The billable hour is under attack. After a scandal involving allegations of overcharging at global law firm DLA Piper last spring, Northwestern University law professor Steven Harper wrote a New York Times op-ed in which he asserted that the billable-hour system serves no one.
Critics like Harper argue that it skews incentives for lawyers. Attorneys who charge based on the time they spend on a case will be tempted to move in slow motion on tasks or bill for hours not worked.
Still, the billable hour will almost certainly survive. Here’s why:
Legal consulting firm Adam Smith, Esq. notes that attorneys are loathe to quote fixed fees on often-complex cases. Flat-fee estimates could leave them working uncompensated when complications on a case arise.
And Harper himself observes that in many areas of law, courts only approve legal fees that have been calculated using the billable hour. Until courts change, lawyers won’t.
Alternatives like fixed fees don’t actually get rid of the billable hour, argues Bank of America in-house counsel Ken Swenson. Flat fees still are based on the lawyer’s calculation of how long a case or task will take, multiplied by their per-hour rate. So for complicated cases, lawyers could jack up their estimates to protect themselves from getting stiffed if it takes longer than expected.
Flat fees also reward speed and efficiency. That sounds good until it goes too far, with attorneys cutting corners that matter.
In essence, it’s hard to come up with a fair price for work that’s complex and unpredictable.
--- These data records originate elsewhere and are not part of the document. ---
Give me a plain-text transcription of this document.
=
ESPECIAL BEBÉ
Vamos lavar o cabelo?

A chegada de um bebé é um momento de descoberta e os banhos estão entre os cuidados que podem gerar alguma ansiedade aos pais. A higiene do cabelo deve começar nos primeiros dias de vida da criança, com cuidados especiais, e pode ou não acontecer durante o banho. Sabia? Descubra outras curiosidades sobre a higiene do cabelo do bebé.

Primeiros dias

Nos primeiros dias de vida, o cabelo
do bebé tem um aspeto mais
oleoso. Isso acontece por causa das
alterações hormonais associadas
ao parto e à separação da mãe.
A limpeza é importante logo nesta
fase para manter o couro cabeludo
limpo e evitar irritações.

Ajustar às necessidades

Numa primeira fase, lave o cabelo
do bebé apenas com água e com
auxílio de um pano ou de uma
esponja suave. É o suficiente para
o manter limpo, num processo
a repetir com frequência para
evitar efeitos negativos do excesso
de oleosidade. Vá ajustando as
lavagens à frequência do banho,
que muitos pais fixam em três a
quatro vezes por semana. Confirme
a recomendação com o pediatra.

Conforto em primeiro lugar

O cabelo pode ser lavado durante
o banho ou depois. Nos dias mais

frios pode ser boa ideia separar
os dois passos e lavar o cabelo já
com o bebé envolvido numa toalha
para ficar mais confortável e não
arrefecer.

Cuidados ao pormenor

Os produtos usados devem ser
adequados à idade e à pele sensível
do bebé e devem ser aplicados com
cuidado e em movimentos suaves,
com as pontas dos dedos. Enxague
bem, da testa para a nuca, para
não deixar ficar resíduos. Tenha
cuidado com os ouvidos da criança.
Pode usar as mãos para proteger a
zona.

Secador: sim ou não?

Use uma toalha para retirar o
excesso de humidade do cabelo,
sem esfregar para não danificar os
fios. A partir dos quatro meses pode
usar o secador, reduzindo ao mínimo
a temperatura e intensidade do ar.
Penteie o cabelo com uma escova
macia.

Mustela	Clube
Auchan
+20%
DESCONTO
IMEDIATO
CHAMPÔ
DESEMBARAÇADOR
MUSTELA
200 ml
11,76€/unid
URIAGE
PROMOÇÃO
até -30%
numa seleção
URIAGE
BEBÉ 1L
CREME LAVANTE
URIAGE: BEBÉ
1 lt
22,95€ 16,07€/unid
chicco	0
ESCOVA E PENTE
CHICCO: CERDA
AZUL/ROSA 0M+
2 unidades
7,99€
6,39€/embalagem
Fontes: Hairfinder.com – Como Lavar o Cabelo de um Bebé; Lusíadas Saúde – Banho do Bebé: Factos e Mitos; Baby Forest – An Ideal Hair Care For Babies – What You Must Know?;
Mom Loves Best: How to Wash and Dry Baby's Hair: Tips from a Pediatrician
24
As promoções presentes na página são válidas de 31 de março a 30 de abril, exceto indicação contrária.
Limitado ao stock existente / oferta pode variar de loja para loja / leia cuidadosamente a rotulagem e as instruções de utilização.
Of course, not all tasks in the legal profession are–document review, trial preparation, and contract drafting are often straightforward, for example. That’s why many in-house corporate counsels are sending off more predictable tasks like those to legal outsourcing companies, which often bill them for flat fees. Outsourcers usually can do those jobs for far less than what it would cost the company to hire an attorney.
But that still leaves the problem of how to price the more complex legal work that remains.
The billable hour will likely remain the standard because lawyers are selling their expertise, not a product, asserts Stuart Pardau, Assistant Professor of Business Law at Cal State-Northridge. He shares an apocryphal quote from Abraham Lincoln: “A lawyer’s time and advice are his stock in trade.”